One of the controversial tweets from 2011 read: “Yo if my son comes home & try’s 2 play with my daughters doll house I’m going 2 break it over his head & say n my voice ‘stop that’s gay’.”
As E Online reported:
In a 2015 profile for Rolling Stone, he once said one of his “biggest fears is my son growing up and being gay.”
“Keep in mind, I’m not homophobic… Be happy. Do what you want to do. But me, as a heterosexual male, if I can prevent my son from being gay, I will,” he previously explained.
Also:
Another Twitter user went to the great lengths of searching every time Kevin used the words “Fag,” “homo” or “gay.” They realized the comedian “seems to have basically stopped tweeting those words after 2011 — i.e. the year his first stand-up movie became a hit.”
As
CNN reported, after withdrawing from the Oscars, Hart posted an Instagram video in which he said:
“Guys, I’m almost 40 years old. … If you don’t believe people change, grow, evolve as they get older, I don’t know what to tell you. If you want to hold people in a position where they always have to justify or explain their past then do you. I’m the wrong guy, man.”
Hart’s statement unleashed further controversy over whether this met the demands of a ritual apology, and the consensus was that it did not.

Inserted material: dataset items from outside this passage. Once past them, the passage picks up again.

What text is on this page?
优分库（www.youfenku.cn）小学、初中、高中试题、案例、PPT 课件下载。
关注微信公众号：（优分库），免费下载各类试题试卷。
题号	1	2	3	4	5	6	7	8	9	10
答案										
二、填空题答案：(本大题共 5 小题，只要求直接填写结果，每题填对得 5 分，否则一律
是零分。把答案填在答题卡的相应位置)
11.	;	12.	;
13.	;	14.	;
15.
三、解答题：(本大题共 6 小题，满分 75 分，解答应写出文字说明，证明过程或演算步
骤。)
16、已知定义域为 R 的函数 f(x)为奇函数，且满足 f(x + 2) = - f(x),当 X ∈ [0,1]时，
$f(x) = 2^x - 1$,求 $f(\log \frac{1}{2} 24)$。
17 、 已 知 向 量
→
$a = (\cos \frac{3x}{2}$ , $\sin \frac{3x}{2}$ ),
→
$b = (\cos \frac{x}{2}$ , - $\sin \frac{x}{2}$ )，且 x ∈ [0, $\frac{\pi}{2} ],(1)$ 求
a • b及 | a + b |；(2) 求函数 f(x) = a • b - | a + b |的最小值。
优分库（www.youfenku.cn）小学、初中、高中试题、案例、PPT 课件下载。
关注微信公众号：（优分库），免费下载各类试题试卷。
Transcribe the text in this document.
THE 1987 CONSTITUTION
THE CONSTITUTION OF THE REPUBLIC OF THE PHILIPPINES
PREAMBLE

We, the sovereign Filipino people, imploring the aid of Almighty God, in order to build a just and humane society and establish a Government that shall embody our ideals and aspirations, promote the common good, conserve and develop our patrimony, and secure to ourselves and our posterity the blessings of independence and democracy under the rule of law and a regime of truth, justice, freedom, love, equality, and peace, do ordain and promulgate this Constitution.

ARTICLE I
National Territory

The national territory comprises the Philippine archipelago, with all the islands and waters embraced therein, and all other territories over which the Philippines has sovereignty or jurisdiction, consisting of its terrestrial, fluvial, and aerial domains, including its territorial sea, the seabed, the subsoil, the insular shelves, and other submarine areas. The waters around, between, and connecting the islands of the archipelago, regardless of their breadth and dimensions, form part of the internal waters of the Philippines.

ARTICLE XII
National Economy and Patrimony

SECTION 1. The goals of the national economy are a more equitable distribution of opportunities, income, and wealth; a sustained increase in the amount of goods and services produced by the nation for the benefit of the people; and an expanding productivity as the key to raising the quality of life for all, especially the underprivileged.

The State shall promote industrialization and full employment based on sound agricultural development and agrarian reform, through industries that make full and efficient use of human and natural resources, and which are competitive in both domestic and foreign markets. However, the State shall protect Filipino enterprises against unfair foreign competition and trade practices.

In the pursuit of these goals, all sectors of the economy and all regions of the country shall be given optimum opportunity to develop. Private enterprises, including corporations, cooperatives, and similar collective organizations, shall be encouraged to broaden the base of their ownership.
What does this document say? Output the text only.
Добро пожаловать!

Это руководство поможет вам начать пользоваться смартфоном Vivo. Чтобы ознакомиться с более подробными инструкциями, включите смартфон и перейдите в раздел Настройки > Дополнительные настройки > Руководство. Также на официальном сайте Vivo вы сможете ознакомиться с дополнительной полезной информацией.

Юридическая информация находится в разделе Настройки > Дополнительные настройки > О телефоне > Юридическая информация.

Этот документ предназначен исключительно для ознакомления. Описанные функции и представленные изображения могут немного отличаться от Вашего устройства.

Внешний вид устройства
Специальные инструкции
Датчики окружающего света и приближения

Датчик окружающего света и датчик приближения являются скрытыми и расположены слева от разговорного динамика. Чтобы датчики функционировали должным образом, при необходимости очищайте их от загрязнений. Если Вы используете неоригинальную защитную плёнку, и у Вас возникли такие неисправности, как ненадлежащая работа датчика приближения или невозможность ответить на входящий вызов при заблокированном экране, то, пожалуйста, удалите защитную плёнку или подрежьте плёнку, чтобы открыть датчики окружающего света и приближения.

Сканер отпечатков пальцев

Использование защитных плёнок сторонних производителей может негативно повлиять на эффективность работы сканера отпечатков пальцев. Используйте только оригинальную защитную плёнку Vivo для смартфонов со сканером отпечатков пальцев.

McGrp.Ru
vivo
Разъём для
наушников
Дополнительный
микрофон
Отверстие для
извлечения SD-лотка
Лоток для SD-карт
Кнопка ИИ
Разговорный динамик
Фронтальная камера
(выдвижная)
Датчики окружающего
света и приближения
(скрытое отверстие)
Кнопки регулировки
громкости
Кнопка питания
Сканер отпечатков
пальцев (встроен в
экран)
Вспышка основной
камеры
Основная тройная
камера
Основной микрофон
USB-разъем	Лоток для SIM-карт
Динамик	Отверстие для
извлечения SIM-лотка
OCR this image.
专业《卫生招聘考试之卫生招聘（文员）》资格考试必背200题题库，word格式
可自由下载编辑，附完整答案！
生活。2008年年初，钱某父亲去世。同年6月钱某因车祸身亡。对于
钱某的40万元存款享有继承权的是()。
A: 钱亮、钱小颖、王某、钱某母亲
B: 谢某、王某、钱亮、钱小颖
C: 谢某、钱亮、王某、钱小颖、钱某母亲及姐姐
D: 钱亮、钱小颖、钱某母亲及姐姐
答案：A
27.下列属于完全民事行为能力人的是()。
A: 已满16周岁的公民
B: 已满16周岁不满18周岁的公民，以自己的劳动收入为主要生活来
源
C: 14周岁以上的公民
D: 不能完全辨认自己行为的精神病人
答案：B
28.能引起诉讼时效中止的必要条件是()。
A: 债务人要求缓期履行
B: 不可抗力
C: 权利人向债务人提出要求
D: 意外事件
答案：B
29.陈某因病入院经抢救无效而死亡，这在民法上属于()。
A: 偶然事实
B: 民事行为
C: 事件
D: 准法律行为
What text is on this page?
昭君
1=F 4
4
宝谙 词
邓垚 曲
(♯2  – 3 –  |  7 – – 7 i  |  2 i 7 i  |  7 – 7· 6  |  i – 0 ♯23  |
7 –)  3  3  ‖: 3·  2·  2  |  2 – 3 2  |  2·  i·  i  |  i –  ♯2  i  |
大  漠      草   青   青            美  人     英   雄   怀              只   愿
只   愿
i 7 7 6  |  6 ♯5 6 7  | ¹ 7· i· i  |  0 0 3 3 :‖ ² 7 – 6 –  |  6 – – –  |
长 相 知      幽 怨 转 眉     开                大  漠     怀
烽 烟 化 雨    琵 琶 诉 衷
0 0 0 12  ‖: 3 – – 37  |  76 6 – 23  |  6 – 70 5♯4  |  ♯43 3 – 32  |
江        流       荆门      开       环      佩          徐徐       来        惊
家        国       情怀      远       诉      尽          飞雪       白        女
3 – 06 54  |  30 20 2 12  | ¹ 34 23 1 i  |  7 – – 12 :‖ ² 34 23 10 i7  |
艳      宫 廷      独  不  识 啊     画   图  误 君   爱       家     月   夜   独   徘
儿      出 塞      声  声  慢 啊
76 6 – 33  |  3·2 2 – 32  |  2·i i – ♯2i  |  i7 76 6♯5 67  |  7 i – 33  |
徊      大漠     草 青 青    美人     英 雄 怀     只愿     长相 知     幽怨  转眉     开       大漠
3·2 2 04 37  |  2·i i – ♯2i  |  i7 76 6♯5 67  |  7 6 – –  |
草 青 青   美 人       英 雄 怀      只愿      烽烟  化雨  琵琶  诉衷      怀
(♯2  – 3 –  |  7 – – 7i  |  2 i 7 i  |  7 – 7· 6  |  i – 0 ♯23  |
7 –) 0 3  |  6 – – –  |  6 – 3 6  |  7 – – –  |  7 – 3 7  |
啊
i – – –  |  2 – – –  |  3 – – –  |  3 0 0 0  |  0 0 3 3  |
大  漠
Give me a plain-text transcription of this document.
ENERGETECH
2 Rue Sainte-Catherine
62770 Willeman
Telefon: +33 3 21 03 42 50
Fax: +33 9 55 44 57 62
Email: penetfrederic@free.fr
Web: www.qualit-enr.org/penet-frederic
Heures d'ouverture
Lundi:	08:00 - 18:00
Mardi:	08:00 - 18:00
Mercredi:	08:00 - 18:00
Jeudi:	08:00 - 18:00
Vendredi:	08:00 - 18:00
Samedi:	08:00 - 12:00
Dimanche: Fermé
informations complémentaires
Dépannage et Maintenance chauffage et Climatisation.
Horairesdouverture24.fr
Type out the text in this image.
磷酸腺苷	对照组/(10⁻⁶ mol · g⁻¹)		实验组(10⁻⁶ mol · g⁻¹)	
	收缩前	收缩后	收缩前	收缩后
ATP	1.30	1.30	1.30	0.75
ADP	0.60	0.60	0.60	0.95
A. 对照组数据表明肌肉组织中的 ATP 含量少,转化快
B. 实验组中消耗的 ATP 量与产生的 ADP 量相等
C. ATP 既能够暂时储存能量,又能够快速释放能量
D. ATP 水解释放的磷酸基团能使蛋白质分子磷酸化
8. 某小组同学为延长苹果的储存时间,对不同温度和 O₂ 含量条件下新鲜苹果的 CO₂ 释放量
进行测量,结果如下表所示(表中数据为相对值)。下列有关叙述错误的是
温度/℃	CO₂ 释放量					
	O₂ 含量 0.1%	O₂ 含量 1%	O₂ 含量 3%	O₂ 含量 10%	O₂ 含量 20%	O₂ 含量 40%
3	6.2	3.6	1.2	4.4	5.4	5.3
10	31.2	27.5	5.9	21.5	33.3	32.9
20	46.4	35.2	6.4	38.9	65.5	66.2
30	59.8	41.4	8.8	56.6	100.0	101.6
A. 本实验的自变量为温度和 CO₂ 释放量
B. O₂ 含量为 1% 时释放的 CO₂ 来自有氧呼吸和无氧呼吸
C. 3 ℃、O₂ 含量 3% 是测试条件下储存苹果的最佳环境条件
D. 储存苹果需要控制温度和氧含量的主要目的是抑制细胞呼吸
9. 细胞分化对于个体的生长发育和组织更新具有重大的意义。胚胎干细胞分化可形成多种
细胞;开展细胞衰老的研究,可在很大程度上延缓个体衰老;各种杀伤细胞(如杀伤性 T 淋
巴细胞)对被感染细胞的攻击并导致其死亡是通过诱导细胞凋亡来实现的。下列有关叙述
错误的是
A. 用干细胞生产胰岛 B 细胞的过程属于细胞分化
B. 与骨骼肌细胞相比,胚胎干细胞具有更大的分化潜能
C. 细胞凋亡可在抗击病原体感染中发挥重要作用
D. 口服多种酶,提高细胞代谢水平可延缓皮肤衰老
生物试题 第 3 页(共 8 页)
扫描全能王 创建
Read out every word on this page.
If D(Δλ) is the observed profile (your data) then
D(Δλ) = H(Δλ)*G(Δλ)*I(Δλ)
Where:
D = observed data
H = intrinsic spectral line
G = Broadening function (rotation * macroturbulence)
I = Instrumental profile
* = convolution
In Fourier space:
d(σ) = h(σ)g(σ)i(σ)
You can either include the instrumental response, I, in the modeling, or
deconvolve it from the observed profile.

The tweets from years past were homophobic and hateful, but Hollywood seems to offer a pass for past homophobia to those who are otherwise active social justice warriors and Democrats in good standing. Also, the issue of homophobia being more acute in the African-American community, perhaps especially among black men, is one about which honest discussion is not allowed (in 2008, when the anti-gay-marriage
Prop 8 passed in California, those who pointed out that African-Americans voted overwhelmingly for Obama and for Prop. 8 where
denounced for their racism).
More. Another day, another black guy who has to apologize:
Heisman Trophy winner Kyler Murray apologizes for anti-gay tweets. Is this helping or hurting black support for lesbian and gay equality and inclusion?